Kinderporno-Ring in Zusammenarbeit gesprengt
Erfolg im Kampf gegen Kinderpornographie im Internet

Die Fahndungsdehörden in den USA, Russland und in Großbritannien haben Erfolge im Kampf gegen Kinderpornographie im Internet erzielt.

Reuters WASHINGTIN/LONDON. Nach jahrelangen Ermittlungen sprengten US-Behörden zusammen mit der russischen Polizei einen Kinderporno-Ring, der sein Zentrum in Russland hatte. Es seien vier Amerikaner und fünf Russen verhaftet worden, teilten die US-Zollbehörden mit. Wie die britische Polizei am Dienstag mitteilte, nahm sie bei einer landesweiten Razzia 22 Personen unter dem Verdacht fest, Kinderpornographie verbreiten zu haben.

Die verhafteten Russen und Amerikaner hätten Kinderporno-Videos über die Internet-Site "Blue Orchid" verkauft, die aus einer Wohnung in Moskau betrieben worden sei. Die meisten Kunden waren nach Angaben der US-Behörden Amerikaner. Es gebe aber noch über 20 weitere Ermittlungsverfahren, einige davon auch in Schweden, Dänemark und den Niederlanden.

Erste Verdächtige wurden im Dezember festgenommen

Bereits im Dezember hatte die russische Polizei die ersten Verdächtigen in dem Fall festgenommen. Danach haben die Behörden drei weitere Verdächtige in Russland und vier in den USA festgenommen. Die ersten Festnahmen in Russland hatten die US-Behörden über E-Mail-Verbindungen zu Verdächtigen in Indiana, Massachusetts, New York, Kalifornien und Utah geführt.

Der Sprecher des US-Außenministeriums, Richard Boucher, sagte, auch in Europa habe es mehrere Verhaftungen gegeben. Er nannte keine Details. In den USA würden weitere 15 Verdächtige in diesem Fall gesucht. Das US-Außenministerium habe der Moskauer Polizei 100 000 $ (etwa 220 000 DM) zur Bekämpfung von Kinderpornografie im Internet zur Verfügung gestellt, sagte Boucher. Polizisten aus Russland seien in den USA ausgebildet worden.

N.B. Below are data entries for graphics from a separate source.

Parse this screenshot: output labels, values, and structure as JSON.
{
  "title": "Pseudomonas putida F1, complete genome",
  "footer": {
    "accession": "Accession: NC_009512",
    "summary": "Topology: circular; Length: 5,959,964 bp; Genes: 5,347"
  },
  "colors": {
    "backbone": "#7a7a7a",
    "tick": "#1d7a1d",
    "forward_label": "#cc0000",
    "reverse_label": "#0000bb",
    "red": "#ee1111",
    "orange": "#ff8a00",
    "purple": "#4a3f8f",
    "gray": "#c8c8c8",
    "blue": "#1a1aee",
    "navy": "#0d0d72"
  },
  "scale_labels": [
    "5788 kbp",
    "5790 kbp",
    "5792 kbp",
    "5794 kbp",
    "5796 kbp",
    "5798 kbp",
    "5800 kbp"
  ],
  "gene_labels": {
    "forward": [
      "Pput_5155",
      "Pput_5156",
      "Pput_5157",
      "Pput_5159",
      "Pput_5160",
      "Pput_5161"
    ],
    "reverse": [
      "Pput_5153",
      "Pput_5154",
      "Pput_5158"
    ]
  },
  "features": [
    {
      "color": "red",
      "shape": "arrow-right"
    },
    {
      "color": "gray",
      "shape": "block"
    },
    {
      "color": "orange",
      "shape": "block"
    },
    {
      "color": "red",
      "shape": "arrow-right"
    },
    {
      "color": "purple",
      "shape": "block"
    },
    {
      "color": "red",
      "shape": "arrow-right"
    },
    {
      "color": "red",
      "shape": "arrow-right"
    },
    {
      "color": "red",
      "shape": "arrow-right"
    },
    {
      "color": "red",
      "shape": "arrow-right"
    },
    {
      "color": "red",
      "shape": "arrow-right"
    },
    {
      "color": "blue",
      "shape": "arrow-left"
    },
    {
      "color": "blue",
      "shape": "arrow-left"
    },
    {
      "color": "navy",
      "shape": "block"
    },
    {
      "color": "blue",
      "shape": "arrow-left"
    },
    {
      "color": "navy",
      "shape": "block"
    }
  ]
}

Die Website "Blue Orchid" war nach Behördenangaben von März bis Dezember des vergangenen Jahres in Betrieb. Es seien mehrere hundert Videos an rund 80 Kunden in der ganzen Welt verkauft worden, sagte Delli-Colli. Die Filme hätten russische Jungen bei sexuellen Handlungen gezeigt und seien für 200 bis 300 $ (420 bis 620 DM) verkauft worden. Kurz bevor die Site geschlossen worden sei, seien von den Pornohändlern neue Filme mit Kindern produziert worden, die bis zu 5 000 $ (11 000 DM) hätten kosten sollen.

Unterschiedliche Rechtslage erschwert die Bekämpfung

Wegen der unterschiedlichen Rechtslage ist die Bekämpfung der Kinderpornografie jedoch schwierig. In Russland ist 1996 das Schutzalter für Jugendliche auf 14 Jahre heruntergesetzt worden, Sex mit Jugendlichen über 14 Jahre ist damit nicht strafbar. Auf den Videos waren den Angaben zufolge meist Jungen beim Sex zu sehen, die aus Heimen oder Problemfamilien stammten.

Unter den in Großbritannien Verhafteten war nach Polizeiangaben auch ein 13-jähriger Junge. Weitere Festnahmen seien nicht auszuschließen, sagte eine Polizeisprecherin. Die Beamten hätten vor dem Einsatz vier Monate lang Personen beobachtet, die pornographische Darstellungen von Kindern besessen und über das Internet verteilt hätten. Beamte in England, Schottland und Wales hätten gleichzeitig 43 Häuser durchsucht und mehr als 40 Computer beschlagnahmt. Weitere Festnahmen seien nicht auszuschließen.

Die Festgenommenen stünden unter dem Verdacht, pornographische Bilder von Kindern per E-Mail verbreitet zu haben, sagte die Sprecherin. Ein Verdächtiger sei schon vor der Razzia festgenommen worden, da er nach Ansicht der Polizei eine direkte Gefahr für Kinder darstelle.